As we could see, the resulting accuracy for CountVectorizer is better than for TD-IDF Vectorizer. Hence, our best Logistic Regression modelf uses the following parameters:

In [31]:
#Best estimator for CountVectorizer
results_cvec.best_params_

{'vectorizer__max_features': 2500,
 'vectorizer__ngram_range': (1, 1),
 'vectorizer__stop_words': None}

 Our best Logistic Regression model has an accuracy score of 0.7456 (in comparison with the Baseline Model's accuracy of 0.6606. All Logistic regression models are quite overfitted on training data.

## 4.2 Naive Bayes Model ##

The choice of Naive Bayes model depends on our feature matrix, which is largely dependent on our choice of vectorizer. 
With Count Vectorizer our features matrix contains only positive integer values - hence the Naive Bayes Multinomial model will be the most appropriate.  

In [76]:
#Instantiating model
mnb = MultinomialNB()

#Instantiating Count Vectorizer
cvec=CountVectorizer()

#Vectorizing Transforming our features matriz
X_mnb = cvec.fit_transform(X)

#Trasforming our sparse matrix to array
X_mnb = X_mnb.toarray()

#Train-test split with stratification for this particular method
X_train_mnb, X_test_mnb, y_train_mnb, y_test_mnb = train_test_split(X_mnb, y, stratify=y, random_state=81)

#Fitting the model
result_mnb = mnb.fit(X_train_mnb,y_train_mnb)

In [77]:
#Getting model's accuracy on trainig set
result_mnb.score(X_train_mnb, y_train_mnb)

0.9024390243902439

In [78]:
#Getting model's accuracy on testingn set
result_mnb.score(X_test_mnb, y_test_mnb)

0.75

As we could notice, our Multinomial Naive Bayes model is very overfitted on training data, as it shows accuracy of 0.9024 on a training set, but just 0.75 on a testing set - which is for now our new highest score.
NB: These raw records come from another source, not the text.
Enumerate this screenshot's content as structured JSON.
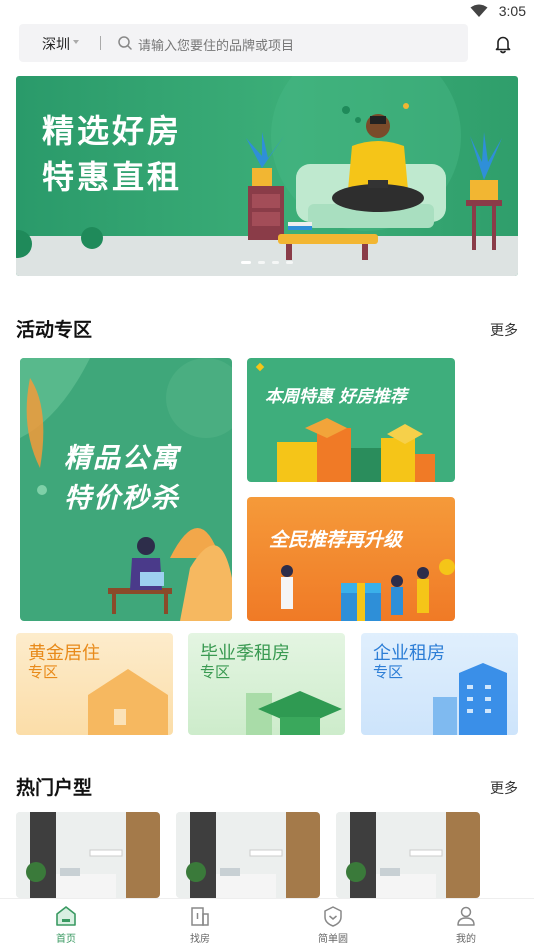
{
  "status": {
    "time": "3:05",
    "wifi_icon": "wifi-icon"
  },
  "header": {
    "city": "深圳",
    "search_placeholder": "请输入您要住的品牌或项目",
    "bell_icon": "bell-icon"
  },
  "banner": {
    "line1": "精选好房",
    "line2": "特惠直租",
    "page_count": 4,
    "active_page": 1
  },
  "activity": {
    "title": "活动专区",
    "more": "更多",
    "big_card": {
      "line1": "精品公寓",
      "line2": "特价秒杀"
    },
    "weekly_card": {
      "label": "本周特惠 好房推荐"
    },
    "refer_card": {
      "label": "全民推荐再升级"
    }
  },
  "zones": [
    {
      "title": "黄金居住",
      "sub": "专区",
      "color": "#e88a1a"
    },
    {
      "title": "毕业季租房",
      "sub": "专区",
      "color": "#3a9a52"
    },
    {
      "title": "企业租房",
      "sub": "专区",
      "color": "#2d7ed6"
    }
  ],
  "hot": {
    "title": "热门户型",
    "more": "更多",
    "room_count": 3
  },
  "tabbar": {
    "tabs": [
      {
        "label": "首页",
        "icon": "home-icon",
        "active": true
      },
      {
        "label": "找房",
        "icon": "building-icon",
        "active": false
      },
      {
        "label": "简单圆",
        "icon": "shield-icon",
        "active": false
      },
      {
        "label": "我的",
        "icon": "user-icon",
        "active": false
      }
    ]
  },
  "colors": {
    "accent": "#3a9a62",
    "banner_green": "#3cae78",
    "orange": "#f07a26"
  }
}
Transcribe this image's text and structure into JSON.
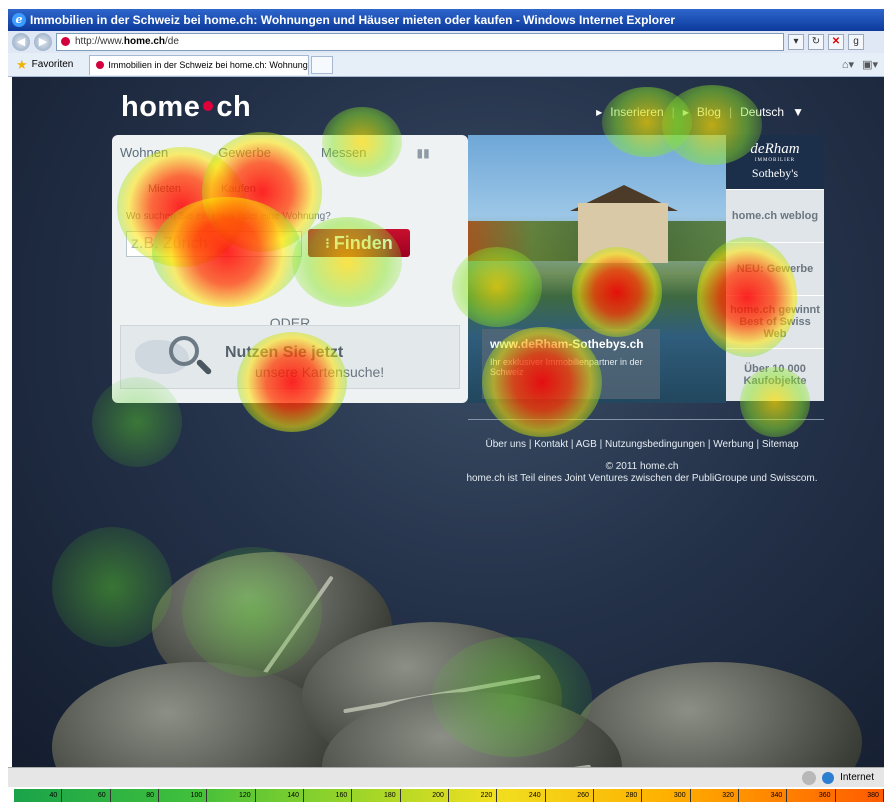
{
  "browser": {
    "title": "Immobilien in der Schweiz bei home.ch: Wohnungen und Häuser mieten oder kaufen - Windows Internet Explorer",
    "url_prefix": "http://www.",
    "url_domain": "home.ch",
    "url_path": "/de",
    "favorites_label": "Favoriten",
    "tab_title": "Immobilien in der Schweiz bei home.ch: Wohnungen u...",
    "zone_label": "Internet"
  },
  "site": {
    "logo_left": "home",
    "logo_right": "ch",
    "nav": {
      "insert": "Inserieren",
      "blog": "Blog",
      "language": "Deutsch"
    }
  },
  "search": {
    "tabs": [
      "Wohnen",
      "Gewerbe",
      "Messen"
    ],
    "subtabs": [
      "Mieten",
      "Kaufen"
    ],
    "question": "Wo suchen Sie ein Haus oder eine Wohnung?",
    "input_placeholder": "z.B. Zürich",
    "find_button": "Finden",
    "or_label": "ODER",
    "map_line1": "Nutzen Sie jetzt",
    "map_line2": "unsere Kartensuche!"
  },
  "promo": {
    "title": "www.deRham-Sothebys.ch",
    "text": "Ihr exklusiver Immobilienpartner in der Schweiz"
  },
  "sidebar": {
    "brand_top": "deRham",
    "brand_sub": "IMMOBILIER",
    "brand_bottom": "Sotheby's",
    "items": [
      "home.ch weblog",
      "NEU: Gewerbe",
      "home.ch gewinnt Best of Swiss Web",
      "Über 10 000 Kaufobjekte"
    ]
  },
  "footer": {
    "links": [
      "Über uns",
      "Kontakt",
      "AGB",
      "Nutzungsbedingungen",
      "Werbung",
      "Sitemap"
    ],
    "copyright": "© 2011 home.ch",
    "note": "home.ch ist Teil eines Joint Ventures zwischen der PubliGroupe und Swisscom."
  },
  "scale_labels": [
    "40",
    "60",
    "80",
    "100",
    "120",
    "140",
    "160",
    "180",
    "200",
    "220",
    "240",
    "260",
    "280",
    "300",
    "320",
    "340",
    "360",
    "380"
  ],
  "colors": {
    "brand_red": "#c8102e",
    "dark_bg": "#24324a",
    "heat_red": "#ff0000",
    "heat_yellow": "#ffe000",
    "heat_green": "#3cc832"
  }
}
It surpasses teh score for the optimized Logistic Regression just by 0.0044 which is kind of negligible, as both models are very overfit.

With TF-IDF Vectorizer our features matrix contains only positive non-integer values - hence the Naive Bayes Gaussian model will be the most appropriate.  

In [35]:
#Instantiating model
gnb = GaussianNB()

#Instantiating Count Vectorizer
tfidf = TfidfVectorizer()

#Vectorizing and transforming our features matriz
X_gnb = tfidf.fit_transform(X)

#Trasforming our sparse matrix to array
X_gnb = X_gnb.toarray()

#Train-test split with stratification for this particlular model
X_train_gau, X_test_gau, y_train_gau, y_test_gau = train_test_split(X_gnb, y, stratify=y, random_state=81)

#Fitting the model
result_gnb = gnb.fit(X_train_gau,y_train_gau)

In [36]:
#Getting model's accuracy on trainig set
result_gnb.score(X_train_gau, y_train_gau)

0.9860627177700348

In [37]:
#Getting model's accuracy on testingn set
result_gnb.score(X_test_gau, y_test_gau)

0.7083333333333334

As we could notice, our Gaussian Naive Bayes model is as well very overfitted on training data, as it shows accuracy of 0.9861 on a training set, but just 0.7083 on a testing set. 
But the accuracy on the testing score has not improved in comparison with the situation when we used Count Vectorizer and Multinomial Naive Bayes model.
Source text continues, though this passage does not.